Le conditionnement est une phase cruciale. Cette étape a justement fait l’objet d’une étude nationale impliquant divers partenaires d’expérimentations (IFV, Centre du rosé, Sicarex Beaujolais, etc.), animée par l’Institut français de la vigne et du vin (IFV) et financée par FranceAgriMer. Elle vise à mesurer l’impact du niveau d’oxygène au conditionnement sur le vin. En effet, les veilles qualité comme le suivi aval qualité (SAQ) des interprofessions ou les concours internationaux montrent pour les vins à défauts, une fréquence élevée de problèmes liés au management de l’oxygène (réduction et oxydation). « Les données du SAQ d’Inter Beaujolais confirment ce constat. Près de 30 % des non conformités sont attribués à un défaut d’oxydation qui concerne tous les types de vins », introduit Bertrand Chatelet, directeur de la Sicarex Beaujolais.
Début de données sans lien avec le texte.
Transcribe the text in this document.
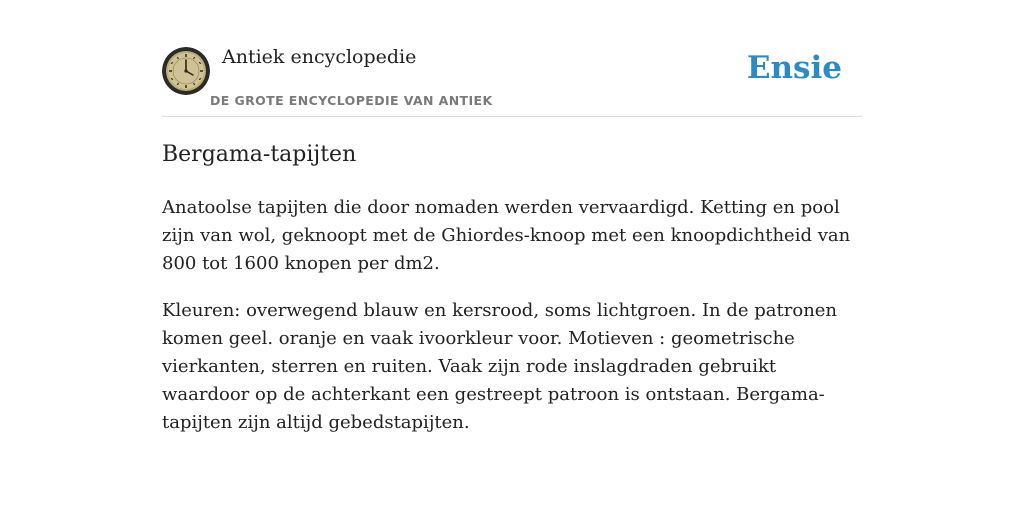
Antiek encyclopedie
DE GROTE ENCYCLOPEDIE VAN ANTIEK
Ensie
Bergama-tapijten

Anatoolse tapijten die door nomaden werden vervaardigd. Ketting en pool zijn van wol, geknoopt met de Ghiordes-knoop met een knoopdichtheid van 800 tot 1600 knopen per dm2.

Kleuren: overwegend blauw en kersrood, soms lichtgroen. In de patronen komen geel. oranje en vaak ivoorkleur voor. Motieven : geometrische vierkanten, sterren en ruiten. Vaak zijn rode inslagdraden gebruikt waardoor op de achterkant een gestreept patroon is ontstaan. Bergama-tapijten zijn altijd gebedstapijten.
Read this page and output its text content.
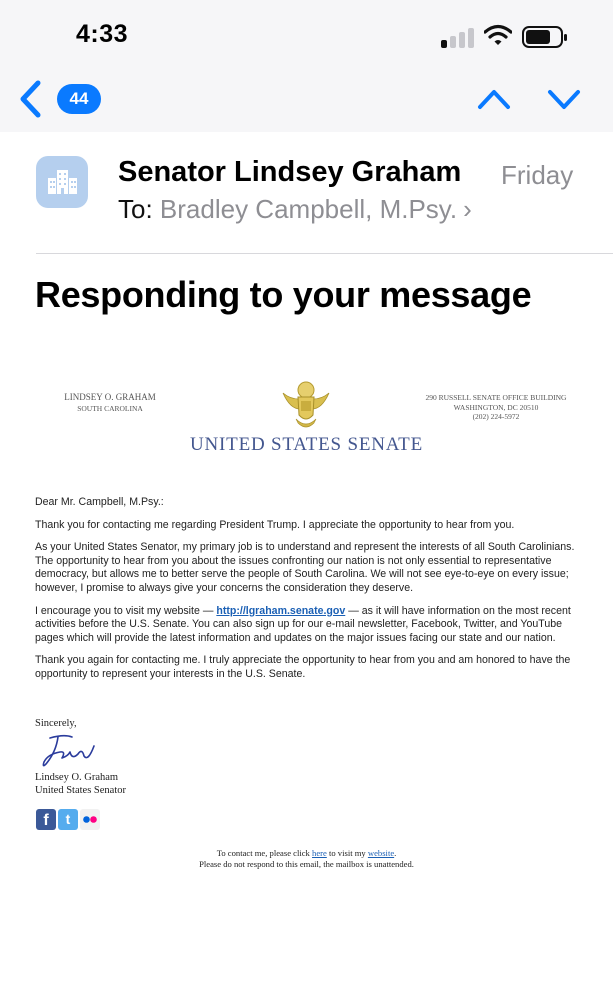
4:33
44
Senator Lindsey Graham Friday
To: Bradley Campbell, M.Psy. ›
Responding to your message
LINDSEY O. GRAHAM
SOUTH CAROLINA
290 RUSSELL SENATE OFFICE BUILDING
WASHINGTON, DC 20510
(202) 224-5972
UNITED STATES SENATE

Dear Mr. Campbell, M.Psy.:

Thank you for contacting me regarding President Trump. I appreciate the opportunity to hear from you.

As your United States Senator, my primary job is to understand and represent the interests of all South Carolinians. The opportunity to hear from you about the issues confronting our nation is not only essential to representative democracy, but allows me to better serve the people of South Carolina. We will not see eye-to-eye on every issue; however, I promise to always give your concerns the consideration they deserve.

I encourage you to visit my website — http://lgraham.senate.gov — as it will have information on the most recent activities before the U.S. Senate. You can also sign up for our e-mail newsletter, Facebook, Twitter, and YouTube pages which will provide the latest information and updates on the major issues facing our state and our nation.

Thank you again for contacting me. I truly appreciate the opportunity to hear from you and am honored to have the opportunity to represent your interests in the U.S. Senate.

Sincerely,
Lindsey O. Graham
United States Senator
f	t
To contact me, please click here to visit my website.
Please do not respond to this email, the mailbox is unattended.
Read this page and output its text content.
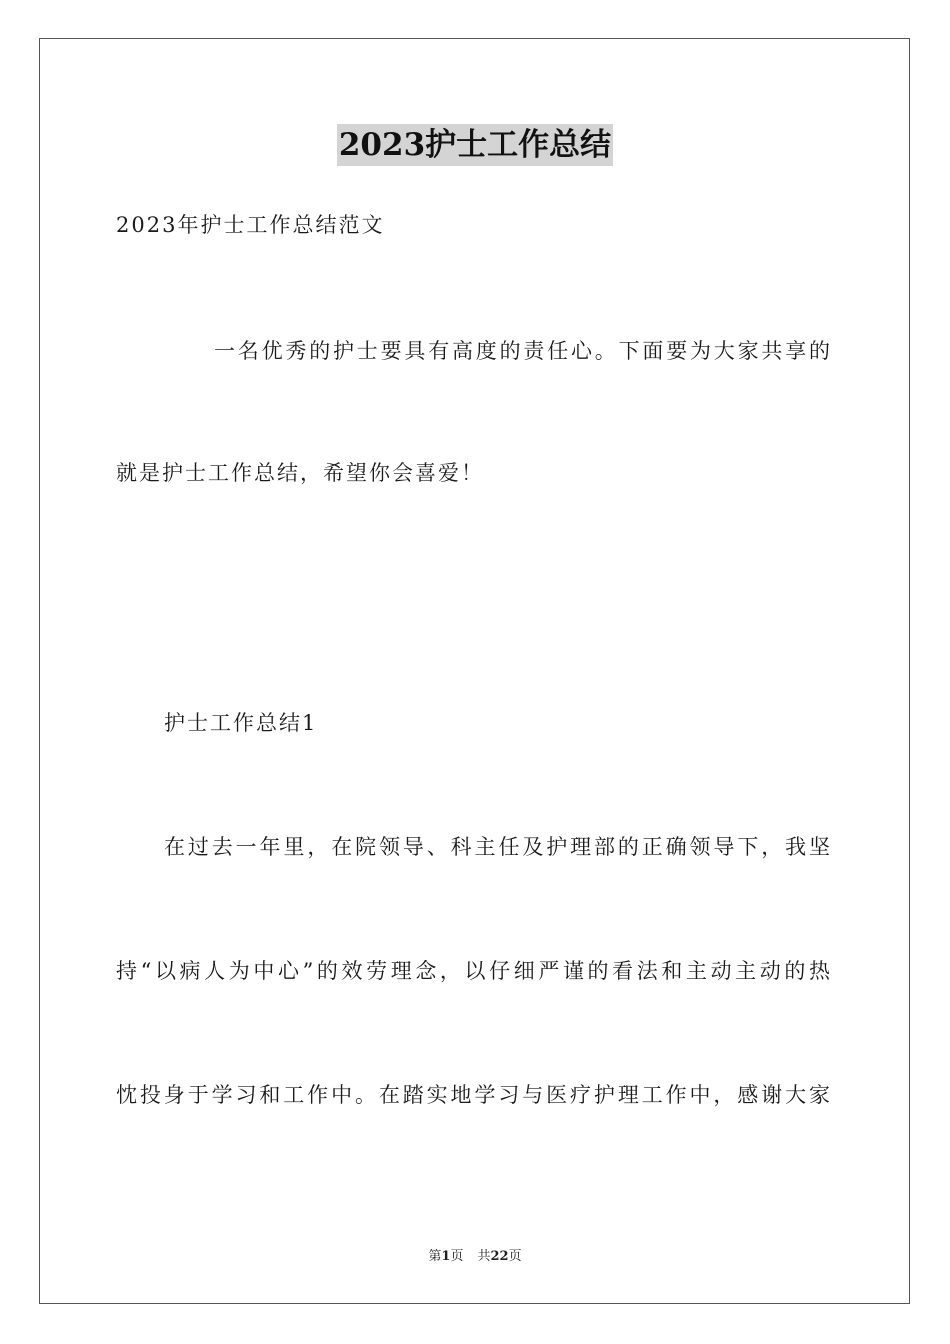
2023护士工作总结
2023年护士工作总结范文
一名优秀的护士要具有高度的责任心。下面要为大家共享的
就是护士工作总结，希望你会喜爱！
护士工作总结1
在过去一年里，在院领导、科主任及护理部的正确领导下，我坚
持“以病人为中心”的效劳理念，以仔细严谨的看法和主动主动的热
忱投身于学习和工作中。在踏实地学习与医疗护理工作中，感谢大家
第1页 共22页
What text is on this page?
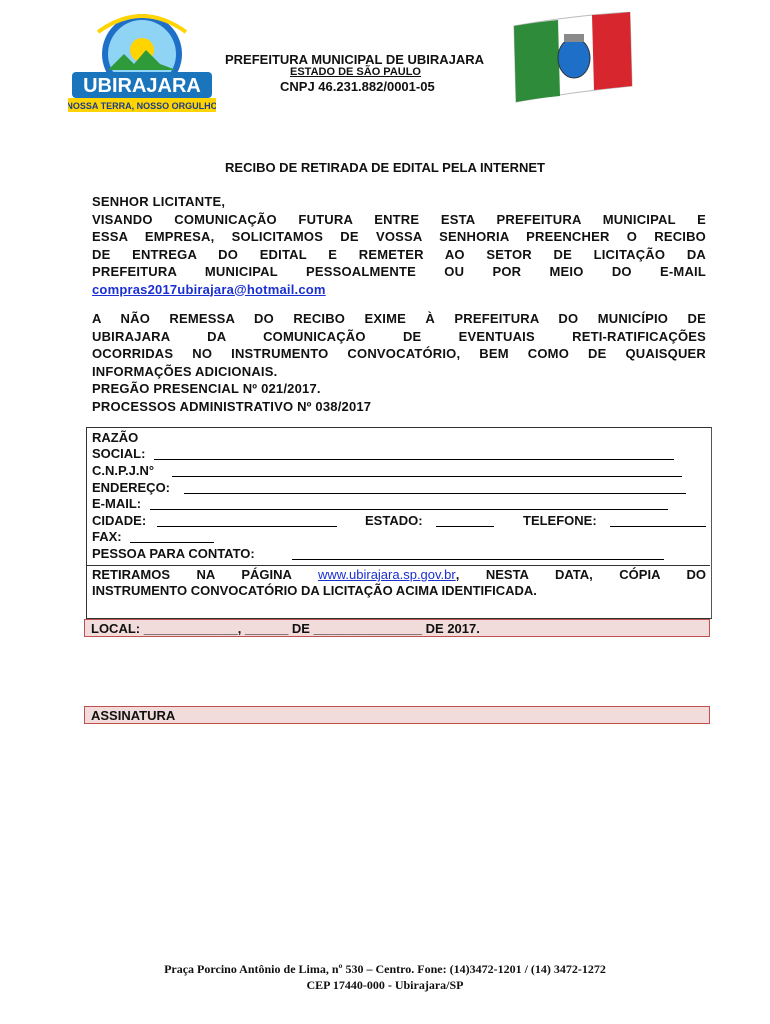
UBIRAJARA
NOSSA TERRA, NOSSO ORGULHO
PREFEITURA MUNICIPAL DE UBIRAJARA
ESTADO DE SÃO PAULO
CNPJ 46.231.882/0001-05
RECIBO DE RETIRADA DE EDITAL PELA INTERNET
SENHOR LICITANTE,
VISANDO COMUNICAÇÃO FUTURA ENTRE ESTA PREFEITURA MUNICIPAL E
ESSA EMPRESA, SOLICITAMOS DE VOSSA SENHORIA PREENCHER O RECIBO
DE ENTREGA DO EDITAL E REMETER AO SETOR DE LICITAÇÃO DA
PREFEITURA MUNICIPAL PESSOALMENTE OU POR MEIO DO E-MAIL
compras2017ubirajara@hotmail.com
A NÃO REMESSA DO RECIBO EXIME À PREFEITURA DO MUNICÍPIO DE
UBIRAJARA DA COMUNICAÇÃO DE EVENTUAIS RETI-RATIFICAÇÕES
OCORRIDAS NO INSTRUMENTO CONVOCATÓRIO, BEM COMO DE QUAISQUER
INFORMAÇÕES ADICIONAIS.
PREGÃO PRESENCIAL Nº 021/2017.
PROCESSOS ADMINISTRATIVO Nº 038/2017
RAZÃO
SOCIAL:
C.N.P.J.N°
ENDEREÇO:
E-MAIL:
CIDADE:	ESTADO:	TELEFONE:
FAX:
PESSOA PARA CONTATO:
RETIRAMOS NA PÁGINA www.ubirajara.sp.gov.br, NESTA DATA, CÓPIA DO
INSTRUMENTO CONVOCATÓRIO DA LICITAÇÃO ACIMA IDENTIFICADA.
LOCAL: _____________, ______ DE _______________ DE 2017.
ASSINATURA
Praça Porcino Antônio de Lima, nº 530 – Centro. Fone: (14)3472-1201 / (14) 3472-1272
CEP 17440-000 - Ubirajara/SP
Une perte de SO2 égale à la quantité d’oxygène



Les travaux ont porté sur différents stades d’exposition à l’oxygène : sur moût, sur vin après fermentation, au conditionnement, apporté par l’obturateur ou l’emballage au cours de la conservation du vin en bouteille. Sur une trentaine de vins (blancs, rosés et rouges) des millésimes 2011 et 2012, issus de différents cépages et régions, trois niveaux d’oxygène ont été apportés au conditionnement : niveau faible (inférieur à 1,5 mg d’oxygène), niveau moyen (compris entre 1,5 et 3 mg d’oxygène) et niveau élevé (supérieur à 3,5 mg d’oxygène). « Cette modalité est doublée et un sulfitage plus élevé est réalisé sur la seconde répétition (+10 à 15 mg/L), précise Bertrand Chatelet. Ces variations ont été apportées par des stratégies différentes de dissolution d’oxygène dans le vin et d’inertage pour la bouteille au remplissage. Un contrôle des niveaux d’oxygène réellement apportés est également réalisé par une mesure de l’oxygène dissous et de l’espace de tête pour avoir la quantité totale piégée par bouteille. Celles-ci sont obturées avec des bouchons synthétiques. Les lots de 25 bouteilles par modalité ont ensuite été stockés entre 18 et 20° C. Un bilan analytique est effectué à T 0 et après douze mois de stockage ».
Durant les deux à six semaines qui suivent la mise en bouteille, les essais ont révélé une consommation totale de l’oxygène piégé au conditionnement. Celle-ci est d’autant plus rapide que le niveau initial d’oxygène est élevé. Cette analyse est plus évidente pour les vins rouges que pour les vins blancs. « La première conséquence du niveau d’oxygène piégé porte sur l’évolution de la concentration en SO2 dans le vin dès les premières semaines de sa vie en bouteille », complète Bertrand Chatelet. Les pertes en SO2 sont proportionnelles à la quantité d’oxygène apporté.
L’oxygène a aussi un impact sur les arômes. Selon les matrices et les molécules cibles étudiées, celui-ci est assez variable. « Ces essais confirment par les thiols variétaux et les vins qui en sont pourvus, leur meilleure préservation par un conditionnement pauvre en oxygène. Par contre, nous n’avons pas mis en évidence d’effet sur les esters et les alcools supérieurs comme les arômes fermentaires, ni sur d’autres familles comme la furanéol (fraise, caramel). C’est notamment le cas pour les vins de gamay », enchaîne-t-il.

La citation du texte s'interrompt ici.